Culture of primary KCs from neonatal mice. The culture of primary KCs was done using skin from a pool of 6 neonatal mice (1–3 days after birth). After 4 days in culture, with the renewal of the supplemented medium every day, the cells were primed with IL-17 (100 ng/mL) for 24 hours. Subsequently, cells were transfected with dsDNA (500 ng/mL) from the primary KC itself using Lipofectamine 3000 (Thermo Fisher Scientific) or poly(dA:dT) (InvivoGen, tlrl-patn-1, 500 ng/mL) for 12–16 hours. Twenty-four hours after removing the transfection mix, the cell supernatant was collected for ELISA.

Statistics. Statistical analyses were performed using GraphPad Prism 9 (GraphPad Software) and the R studio program. Comparisons for 2 groups were calculated using unpaired 2-tailed Student’s t tests and multiple comparisons by 1-way ANOVA or 2-way ANOVA with Bonferroni’s post hoc tests. Correlations were analyzed with 2-tailed nonparametric Spearman rank correlation tests. P values below 0.05 were considered significant. n represents the number of biological replicates for each experiment that was repeated at least twice at different times. Statistical details for each experiment can be found in the corresponding figure legends.

Study approval. Samples collected from patients were previously approved by the Ethics Committee of Ribeirao Preto Clinical Hospital (no. 65644117.1.0000.5440). Informed consent was obtained for all procedures. The animal experiments were carried out in accordance with the guidelines of the Animal Welfare Committee of the Ribeirão Preto Medical School, University of São Paulo (protocol no. 077/2019).
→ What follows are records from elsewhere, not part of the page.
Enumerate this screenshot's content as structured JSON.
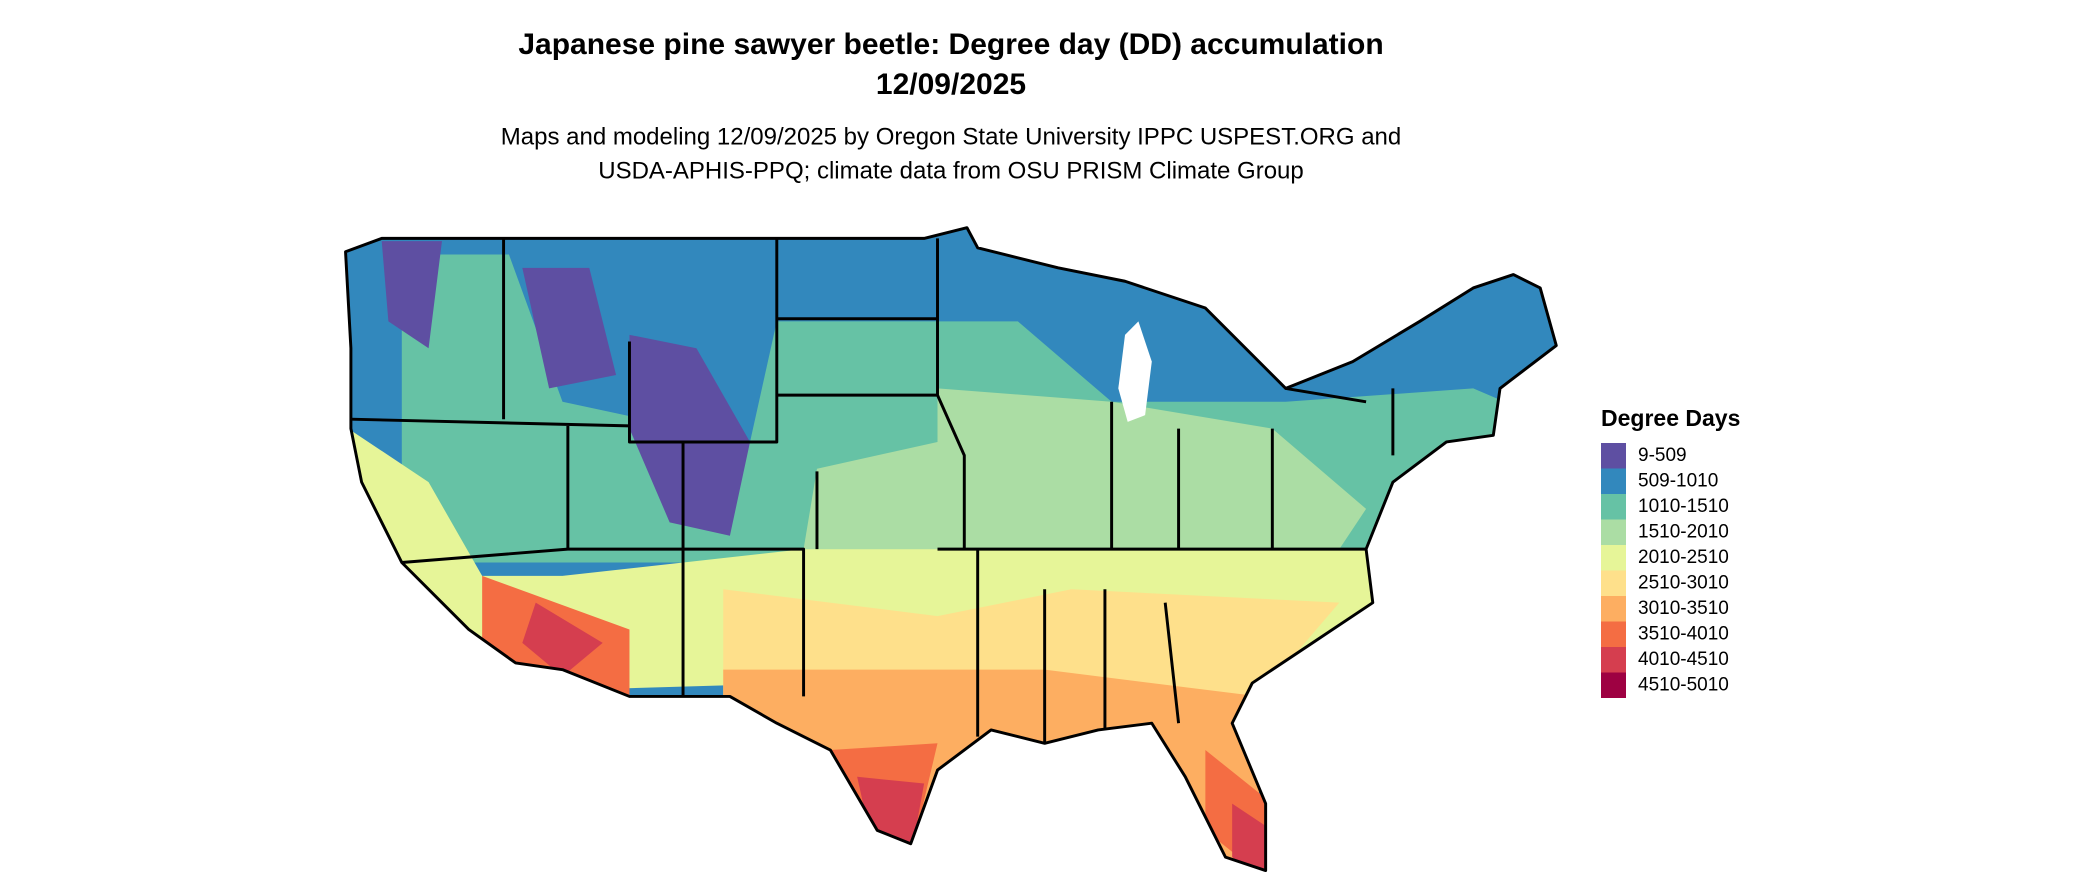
{
  "title": [
    "Japanese pine sawyer beetle: Degree day (DD) accumulation",
    "12/09/2025"
  ],
  "subtitle": [
    "Maps and modeling 12/09/2025 by Oregon State University IPPC USPEST.ORG and",
    "USDA-APHIS-PPQ; climate data from OSU PRISM Climate Group"
  ],
  "legend": {
    "title": "Degree Days",
    "items": [
      {
        "label": "9-509",
        "color": "#5e4fa2"
      },
      {
        "label": "509-1010",
        "color": "#3288bd"
      },
      {
        "label": "1010-1510",
        "color": "#66c2a5"
      },
      {
        "label": "1510-2010",
        "color": "#abdda4"
      },
      {
        "label": "2010-2510",
        "color": "#e6f598"
      },
      {
        "label": "2510-3010",
        "color": "#fee08b"
      },
      {
        "label": "3010-3510",
        "color": "#fdae61"
      },
      {
        "label": "3510-4010",
        "color": "#f46d43"
      },
      {
        "label": "4010-4510",
        "color": "#d53e4f"
      },
      {
        "label": "4510-5010",
        "color": "#9e0142"
      }
    ]
  }
}
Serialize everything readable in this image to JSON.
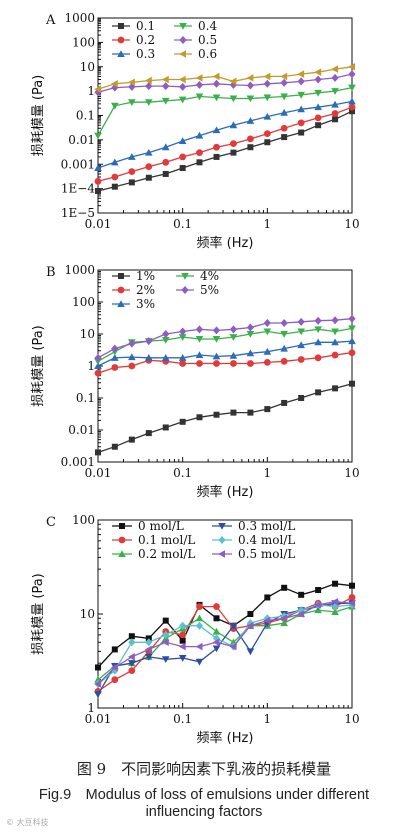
{
  "caption_cn": "图 9　不同影响因素下乳液的损耗模量",
  "caption_en_line1": "Fig.9　Modulus of loss of emulsions under different",
  "caption_en_line2": "influencing factors",
  "watermark": "© 大豆科技",
  "chart_data": [
    {
      "panel": "A",
      "type": "line",
      "xlabel": "频率 (Hz)",
      "ylabel": "损耗模量 (Pa)",
      "xscale": "log",
      "yscale": "log",
      "xlim": [
        0.01,
        10
      ],
      "ylim": [
        1e-05,
        1000
      ],
      "xticks": [
        "0.01",
        "0.1",
        "1",
        "10"
      ],
      "yticks": [
        "1E−5",
        "1E−4",
        "0.001",
        "0.01",
        "0.1",
        "1",
        "10",
        "100",
        "1000"
      ],
      "legend_position": "top-left",
      "x": [
        0.01,
        0.0158,
        0.0251,
        0.0398,
        0.0631,
        0.1,
        0.158,
        0.251,
        0.398,
        0.631,
        1,
        1.58,
        2.51,
        3.98,
        6.31,
        10
      ],
      "series": [
        {
          "name": "0.1",
          "marker": "square",
          "color": "#333333",
          "values": [
            8e-05,
            0.00012,
            0.00018,
            0.00028,
            0.0004,
            0.0007,
            0.0012,
            0.002,
            0.003,
            0.005,
            0.008,
            0.013,
            0.02,
            0.04,
            0.07,
            0.15
          ]
        },
        {
          "name": "0.2",
          "marker": "circle",
          "color": "#e03a3a",
          "values": [
            0.0002,
            0.0003,
            0.0005,
            0.0008,
            0.0012,
            0.002,
            0.003,
            0.005,
            0.007,
            0.011,
            0.018,
            0.03,
            0.05,
            0.08,
            0.12,
            0.22
          ]
        },
        {
          "name": "0.3",
          "marker": "triangle-up",
          "color": "#2b6cb8",
          "values": [
            0.0007,
            0.0012,
            0.002,
            0.003,
            0.005,
            0.009,
            0.015,
            0.025,
            0.04,
            0.06,
            0.09,
            0.13,
            0.18,
            0.22,
            0.28,
            0.38
          ]
        },
        {
          "name": "0.4",
          "marker": "triangle-down",
          "color": "#3bb04a",
          "values": [
            0.015,
            0.25,
            0.35,
            0.35,
            0.4,
            0.45,
            0.6,
            0.55,
            0.5,
            0.5,
            0.55,
            0.6,
            0.7,
            0.85,
            1.0,
            1.4
          ]
        },
        {
          "name": "0.5",
          "marker": "diamond",
          "color": "#8e5cc2",
          "values": [
            0.9,
            1.4,
            1.5,
            1.6,
            1.6,
            1.5,
            1.8,
            2.0,
            1.8,
            1.7,
            2.0,
            2.2,
            2.5,
            3.0,
            3.5,
            5.0
          ]
        },
        {
          "name": "0.6",
          "marker": "triangle-left",
          "color": "#c49a2b",
          "values": [
            1.2,
            2.0,
            2.3,
            2.7,
            3.0,
            3.0,
            3.5,
            4.0,
            2.5,
            3.5,
            4.0,
            4.0,
            5.0,
            6.0,
            8.0,
            10.0
          ]
        }
      ]
    },
    {
      "panel": "B",
      "type": "line",
      "xlabel": "频率 (Hz)",
      "ylabel": "损耗模量 (Pa)",
      "xscale": "log",
      "yscale": "log",
      "xlim": [
        0.01,
        10
      ],
      "ylim": [
        0.001,
        1000
      ],
      "xticks": [
        "0.01",
        "0.1",
        "1",
        "10"
      ],
      "yticks": [
        "0.001",
        "0.01",
        "0.1",
        "1",
        "10",
        "100",
        "1000"
      ],
      "legend_position": "top-left",
      "x": [
        0.01,
        0.0158,
        0.0251,
        0.0398,
        0.0631,
        0.1,
        0.158,
        0.251,
        0.398,
        0.631,
        1,
        1.58,
        2.51,
        3.98,
        6.31,
        10
      ],
      "series": [
        {
          "name": "1%",
          "marker": "square",
          "color": "#333333",
          "values": [
            0.002,
            0.003,
            0.005,
            0.008,
            0.012,
            0.018,
            0.025,
            0.03,
            0.035,
            0.035,
            0.045,
            0.07,
            0.1,
            0.15,
            0.2,
            0.28
          ]
        },
        {
          "name": "2%",
          "marker": "circle",
          "color": "#e03a3a",
          "values": [
            0.6,
            0.9,
            1.0,
            1.5,
            1.4,
            1.2,
            1.2,
            1.2,
            1.2,
            1.2,
            1.3,
            1.4,
            1.6,
            1.8,
            2.2,
            2.6
          ]
        },
        {
          "name": "3%",
          "marker": "triangle-up",
          "color": "#2b6cb8",
          "values": [
            1.0,
            1.8,
            1.9,
            1.8,
            1.8,
            1.8,
            2.2,
            2.0,
            2.1,
            2.5,
            2.8,
            3.5,
            4.5,
            5.5,
            5.5,
            6.0
          ]
        },
        {
          "name": "4%",
          "marker": "triangle-down",
          "color": "#3bb04a",
          "values": [
            1.4,
            2.8,
            5.5,
            6.0,
            6.5,
            8.0,
            7.0,
            7.0,
            8.0,
            10.0,
            12.0,
            10.0,
            12.0,
            14.0,
            12.0,
            15.0
          ]
        },
        {
          "name": "5%",
          "marker": "diamond",
          "color": "#8e5cc2",
          "values": [
            1.8,
            3.5,
            5.0,
            6.0,
            10.0,
            12.0,
            14.0,
            13.0,
            14.0,
            16.0,
            22.0,
            22.0,
            24.0,
            26.0,
            27.0,
            30.0
          ]
        }
      ]
    },
    {
      "panel": "C",
      "type": "line",
      "xlabel": "频率 (Hz)",
      "ylabel": "损耗模量 (Pa)",
      "xscale": "log",
      "yscale": "log",
      "xlim": [
        0.01,
        10
      ],
      "ylim": [
        1,
        100
      ],
      "xticks": [
        "0.01",
        "0.1",
        "1",
        "10"
      ],
      "yticks": [
        "1",
        "10",
        "100"
      ],
      "legend_position": "top",
      "x": [
        0.01,
        0.0158,
        0.0251,
        0.0398,
        0.0631,
        0.1,
        0.158,
        0.251,
        0.398,
        0.631,
        1,
        1.58,
        2.51,
        3.98,
        6.31,
        10
      ],
      "series": [
        {
          "name": "0 mol/L",
          "marker": "square",
          "color": "#111111",
          "values": [
            2.7,
            4.2,
            5.8,
            5.5,
            8.5,
            5.2,
            12.5,
            9.0,
            7.5,
            10.0,
            15.0,
            19.0,
            16.0,
            18.0,
            21.0,
            20.0
          ]
        },
        {
          "name": "0.1 mol/L",
          "marker": "circle",
          "color": "#e03a3a",
          "values": [
            1.5,
            2.0,
            2.5,
            4.0,
            6.5,
            6.0,
            12.0,
            12.0,
            7.0,
            7.5,
            8.0,
            9.0,
            11.0,
            13.0,
            12.0,
            15.0
          ]
        },
        {
          "name": "0.2 mol/L",
          "marker": "triangle-up",
          "color": "#3bb04a",
          "values": [
            2.0,
            2.8,
            3.0,
            3.5,
            5.5,
            7.0,
            9.0,
            6.5,
            5.0,
            7.5,
            7.5,
            8.0,
            10.0,
            11.0,
            10.5,
            12.0
          ]
        },
        {
          "name": "0.3 mol/L",
          "marker": "triangle-down",
          "color": "#2b4f9e",
          "values": [
            1.4,
            2.8,
            3.0,
            3.5,
            3.3,
            3.4,
            3.1,
            4.3,
            7.5,
            4.0,
            8.0,
            10.0,
            11.0,
            12.0,
            13.0,
            13.0
          ]
        },
        {
          "name": "0.4 mol/L",
          "marker": "diamond",
          "color": "#5bc0d0",
          "values": [
            1.8,
            2.5,
            5.0,
            5.0,
            6.0,
            7.5,
            7.5,
            5.5,
            4.5,
            8.0,
            9.0,
            9.5,
            11.0,
            12.5,
            12.0,
            12.5
          ]
        },
        {
          "name": "0.5 mol/L",
          "marker": "triangle-left",
          "color": "#8e5cc2",
          "values": [
            1.8,
            2.7,
            3.5,
            4.2,
            5.0,
            4.5,
            4.5,
            5.0,
            4.5,
            7.5,
            8.5,
            9.0,
            10.0,
            12.5,
            13.5,
            13.0
          ]
        }
      ]
    }
  ]
}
Data availability. Public datasets related to this article can be found in the GEO database and are accessible using the accession nos. GSE13355, GSE14905, GSE30999, GSE53552, GSE6710, and GSE117468. The raw data used to make the graphs found in the manuscript’s figures are available in the accompanying Supporting Data Values file.